Algumas pessoas próximas me pediram uma síntese da situação da Venezuela. Com o jogo midiático pesado em cena, ficou difícil compreender os meandros do que realmente se passa.
Primeiro, a realpolitik. Temos que lidar com a política como ela é na realidade. Então, o fato determinante da crise venezuelana é a disposição guerreira dos Estados Unidos de se apossar da maior reserva de petróleo da Terra com cerca de 300 bilhões de barris, que está exatamente na Venezuela. Essa intenção foi dita claramente pelo próprio Trump e está no livro do ex-diretor do FBI Andrew McCabe, lançado recentemente. Quem abordar a questão da Venezuela e se recusar a olhar esse fato fundante, ou é politicamente ingênuo, ou age de má fé.
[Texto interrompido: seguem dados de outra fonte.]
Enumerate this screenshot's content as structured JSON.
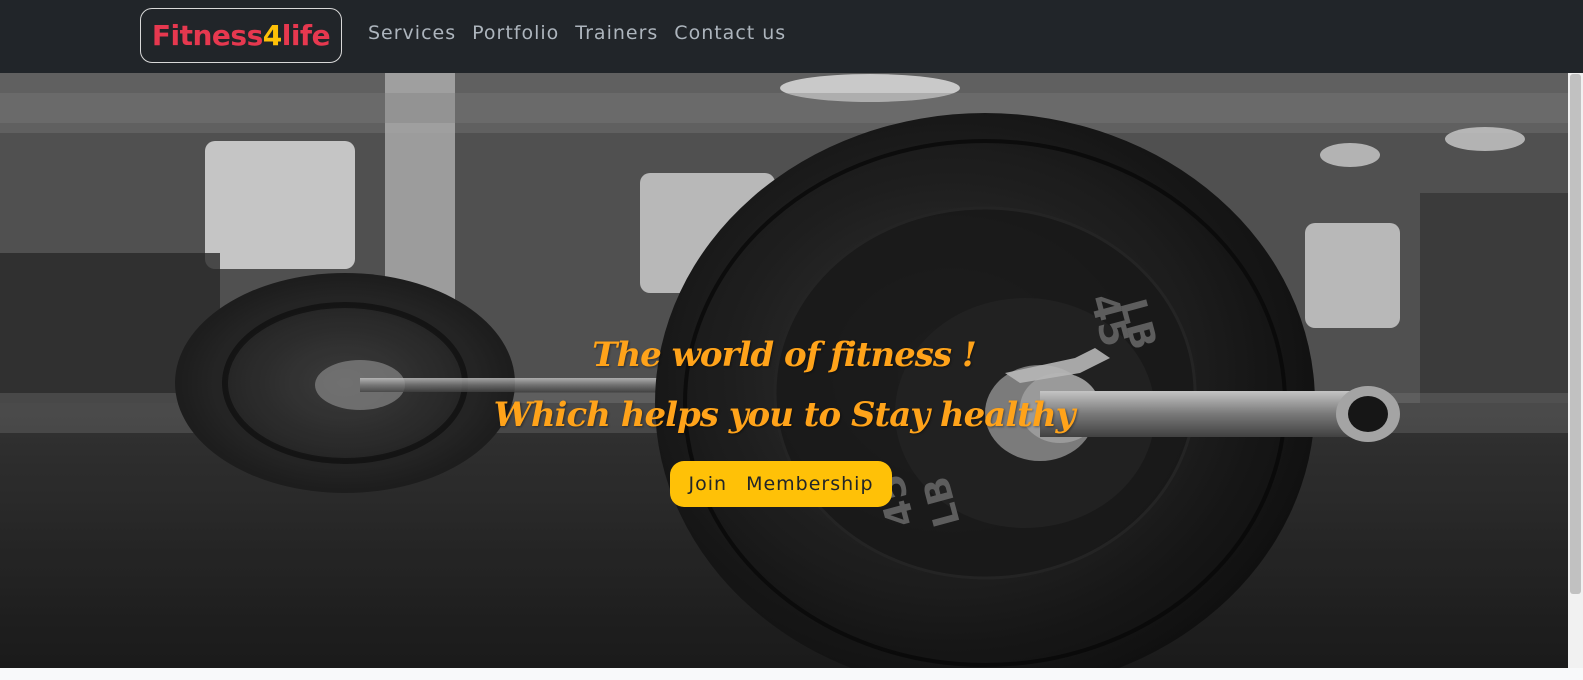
{
  "navbar": {
    "brand": {
      "part1": "Fitness",
      "part2": "4",
      "part3": "life"
    },
    "links": [
      {
        "label": "Services"
      },
      {
        "label": "Portfolio"
      },
      {
        "label": "Trainers"
      },
      {
        "label": "Contact us"
      }
    ]
  },
  "hero": {
    "headline_1": "The world of fitness !",
    "headline_2": "Which helps you to Stay healthy",
    "cta_label": "Join Membership",
    "background": "gym-barbell-photo"
  },
  "colors": {
    "navbar_bg": "#212529",
    "brand_red": "#e6384f",
    "brand_yellow": "#ffc107",
    "headline": "#ffa31a",
    "cta_bg": "#ffc107"
  }
}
Segundo, a crise humanitária. Sim, há crise humanitária causada pelo desabastecimento de produtos básicos da população como remédios e comida. Porém, o desabastecimento não é só culpa do Maduro, ou ditador Maduro, como dizem seus adversários. É fruto particularmente do embargo econômico imposto pelos Estados Unidos ao país. A questão é que a Venezuela tem uma indústria limitada e praticamente não tem agricultura familiar, aquela que produz alimentos. Então, importa até ovos e papel higiênico, tudo comprado pelo dinheiro do petróleo. Como os Estados Unidos prenderam 30 bilhões de dólares da Venezuela, o país está desabastecido. Cerca de 30% da população venezuelana está passando algum tipo de necessidade.
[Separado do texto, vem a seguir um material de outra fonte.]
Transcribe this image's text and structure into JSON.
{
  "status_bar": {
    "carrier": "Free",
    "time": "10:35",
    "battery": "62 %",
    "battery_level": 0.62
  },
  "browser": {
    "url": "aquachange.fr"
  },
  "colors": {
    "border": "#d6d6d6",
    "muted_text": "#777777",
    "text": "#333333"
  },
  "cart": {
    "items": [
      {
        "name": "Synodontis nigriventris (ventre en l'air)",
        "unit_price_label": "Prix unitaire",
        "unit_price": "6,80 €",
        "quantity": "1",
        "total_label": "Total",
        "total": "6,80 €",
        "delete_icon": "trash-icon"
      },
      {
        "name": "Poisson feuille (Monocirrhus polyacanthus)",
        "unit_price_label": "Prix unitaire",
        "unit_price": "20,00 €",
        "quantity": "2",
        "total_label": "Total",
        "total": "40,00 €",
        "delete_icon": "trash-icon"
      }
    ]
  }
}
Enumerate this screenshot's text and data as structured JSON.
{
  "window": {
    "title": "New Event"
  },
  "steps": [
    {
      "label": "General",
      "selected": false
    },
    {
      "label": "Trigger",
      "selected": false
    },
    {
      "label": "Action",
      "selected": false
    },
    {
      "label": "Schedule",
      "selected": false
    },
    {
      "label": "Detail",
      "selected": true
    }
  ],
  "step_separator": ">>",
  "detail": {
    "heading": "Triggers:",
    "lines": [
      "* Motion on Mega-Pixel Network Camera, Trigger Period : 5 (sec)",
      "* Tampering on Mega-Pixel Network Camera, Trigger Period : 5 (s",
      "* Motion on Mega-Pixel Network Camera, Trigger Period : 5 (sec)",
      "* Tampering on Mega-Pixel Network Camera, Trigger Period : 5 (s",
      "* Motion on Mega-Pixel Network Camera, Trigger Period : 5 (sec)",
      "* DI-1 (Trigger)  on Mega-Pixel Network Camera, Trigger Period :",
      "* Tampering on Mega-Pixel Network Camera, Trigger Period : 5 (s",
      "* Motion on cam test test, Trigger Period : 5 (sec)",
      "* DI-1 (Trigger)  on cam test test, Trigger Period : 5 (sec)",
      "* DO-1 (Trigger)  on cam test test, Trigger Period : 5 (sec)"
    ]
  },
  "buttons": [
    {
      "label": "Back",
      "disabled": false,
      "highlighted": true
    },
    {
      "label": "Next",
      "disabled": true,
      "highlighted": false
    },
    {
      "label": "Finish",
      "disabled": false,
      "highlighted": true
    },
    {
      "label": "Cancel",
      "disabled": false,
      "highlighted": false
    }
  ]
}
Terceiro, o ditador Maduro. Esse é pretexto para invadir a Venezuela. Mas, Maduro foi eleito e reeleito várias vezes pela vontade popular, ainda tem apoio de grande parte do povo e dos militares. Então, não será fácil removê-lo do poder.
Quarto, um grupo invisível dentro da Venezuela. Há um grupo de humanistas, democratas, religiosos, etc., que discordam de Maduro, mas também não aceitam a ingerência estrangeira para se apossar da Venezuela e suas riquezas. Entretanto, esse grupo representa mais uma postura ética que uma força política. Não tem grande interferência no processo em andamento, embora discorde de ambos os lados.
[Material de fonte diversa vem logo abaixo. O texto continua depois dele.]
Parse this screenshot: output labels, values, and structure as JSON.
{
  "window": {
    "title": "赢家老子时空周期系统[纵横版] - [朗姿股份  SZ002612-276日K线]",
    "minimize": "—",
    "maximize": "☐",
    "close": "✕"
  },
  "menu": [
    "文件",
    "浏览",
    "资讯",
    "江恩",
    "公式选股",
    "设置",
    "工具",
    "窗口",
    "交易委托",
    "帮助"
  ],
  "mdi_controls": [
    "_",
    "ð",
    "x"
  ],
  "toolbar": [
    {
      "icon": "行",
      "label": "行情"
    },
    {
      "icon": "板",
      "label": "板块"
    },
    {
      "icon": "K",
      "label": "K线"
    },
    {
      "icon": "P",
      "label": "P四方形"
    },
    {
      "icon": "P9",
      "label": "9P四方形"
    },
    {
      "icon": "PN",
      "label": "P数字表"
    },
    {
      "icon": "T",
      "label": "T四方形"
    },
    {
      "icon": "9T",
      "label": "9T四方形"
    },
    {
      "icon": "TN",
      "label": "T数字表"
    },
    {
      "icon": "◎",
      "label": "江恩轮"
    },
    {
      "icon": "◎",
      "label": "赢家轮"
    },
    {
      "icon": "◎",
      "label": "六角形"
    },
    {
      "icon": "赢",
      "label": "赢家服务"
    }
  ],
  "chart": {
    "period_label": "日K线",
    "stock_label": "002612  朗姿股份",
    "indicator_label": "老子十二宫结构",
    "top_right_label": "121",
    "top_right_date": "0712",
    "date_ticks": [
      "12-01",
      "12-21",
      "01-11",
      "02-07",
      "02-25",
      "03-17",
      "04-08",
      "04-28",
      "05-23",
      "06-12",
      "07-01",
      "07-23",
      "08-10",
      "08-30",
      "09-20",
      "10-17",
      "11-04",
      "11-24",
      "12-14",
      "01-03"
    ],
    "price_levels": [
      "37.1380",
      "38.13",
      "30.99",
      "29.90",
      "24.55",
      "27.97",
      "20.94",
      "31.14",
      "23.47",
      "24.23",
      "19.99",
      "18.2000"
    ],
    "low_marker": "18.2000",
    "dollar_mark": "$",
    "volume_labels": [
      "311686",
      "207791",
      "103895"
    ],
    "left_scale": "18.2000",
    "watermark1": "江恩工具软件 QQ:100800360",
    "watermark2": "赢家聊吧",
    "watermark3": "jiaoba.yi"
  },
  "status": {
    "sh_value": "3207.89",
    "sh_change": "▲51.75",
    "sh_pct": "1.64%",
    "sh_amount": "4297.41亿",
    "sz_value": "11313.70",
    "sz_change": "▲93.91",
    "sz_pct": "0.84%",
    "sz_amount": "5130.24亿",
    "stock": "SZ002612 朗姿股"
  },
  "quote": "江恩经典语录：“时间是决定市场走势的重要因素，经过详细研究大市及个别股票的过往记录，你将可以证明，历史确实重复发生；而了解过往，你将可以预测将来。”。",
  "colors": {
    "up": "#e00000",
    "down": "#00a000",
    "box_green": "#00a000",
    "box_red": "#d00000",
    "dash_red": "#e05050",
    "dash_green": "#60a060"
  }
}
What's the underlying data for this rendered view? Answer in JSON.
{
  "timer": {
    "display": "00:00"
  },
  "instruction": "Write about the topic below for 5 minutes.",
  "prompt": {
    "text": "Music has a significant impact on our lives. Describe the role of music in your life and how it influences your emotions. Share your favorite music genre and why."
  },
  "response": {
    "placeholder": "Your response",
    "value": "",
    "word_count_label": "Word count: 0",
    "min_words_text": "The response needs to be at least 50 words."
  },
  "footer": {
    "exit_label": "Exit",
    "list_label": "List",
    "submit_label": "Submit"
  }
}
Quinto, o Brasil no caso. Sim, o atual presidente brasileiro apoia a política dos Estados Unidos. Porém, generais brasileiros, um pouco mais expertos, sabem que o Brasil não tem condições militares para invadir a Venezuela. Além do mais, os governos passam, uma invasão deixa cicatrizes para o resto da história. A última guerra que o Brasil fez contra um país vizinho foi em 1864 contra o Paraguai. Nesse momento a União Europeia não apoia uma intervenção militar na Venezuela, mas o vice dos Estados Unidos ameaça os militares venezuelanos para abandonarem Maduro e apoiarem Guaidó. A irritação do Vice dos Estados Unidos só prova que a situação não está conforme eles esperavam. Nem o tal grupo de Lima referendou a intenção dos Estados Unidos.
Sexto, há esse jovem deputado, formado pelas forças políticas dos Estados Unidos, chamado Juan Guaidó, que se intitulou presidente da Venezuela. Tem apoio dos Estados Unidos e outros países. Porém, quando pensou que iria entrar triunfalmente na Venezuela a pretexto de uma ajuda humanitária, não conseguiu sequer atravessar a fronteira. Não houve respaldo popular para esse golpe. Afinal, ele é apenas um deputado que os Estados Unidos nomearam presidente da Venezuela.
Particularmente, penso como Boaventura Souza Santos, isto é, só há saída dessa crise de forma democrática e com a mediação dos organismos internacionais. A via militar e da guerra só trará para a região o conflito que já se deu na Síria, isto é, Estados Unidos e União Europeia de um lado, China e Rússia do outro. Porém, os Estados Unidos perderam a guerra na Síria e agora deixaram os europeus falando sozinhos naquele país.
Finalmente, há interesses internacionais sobre toda a Amazônia. A reação ao Sínodo Pan-Amazônico mostra claramente que há ali outro projeto, do grande capital internacional, que além do petróleo venezuelano, quer também a biodiversidade, a água e todos os bens minerais que estão naquele imenso território.
Portanto, hoje a Venezuela, amanhã toda a Amazônia.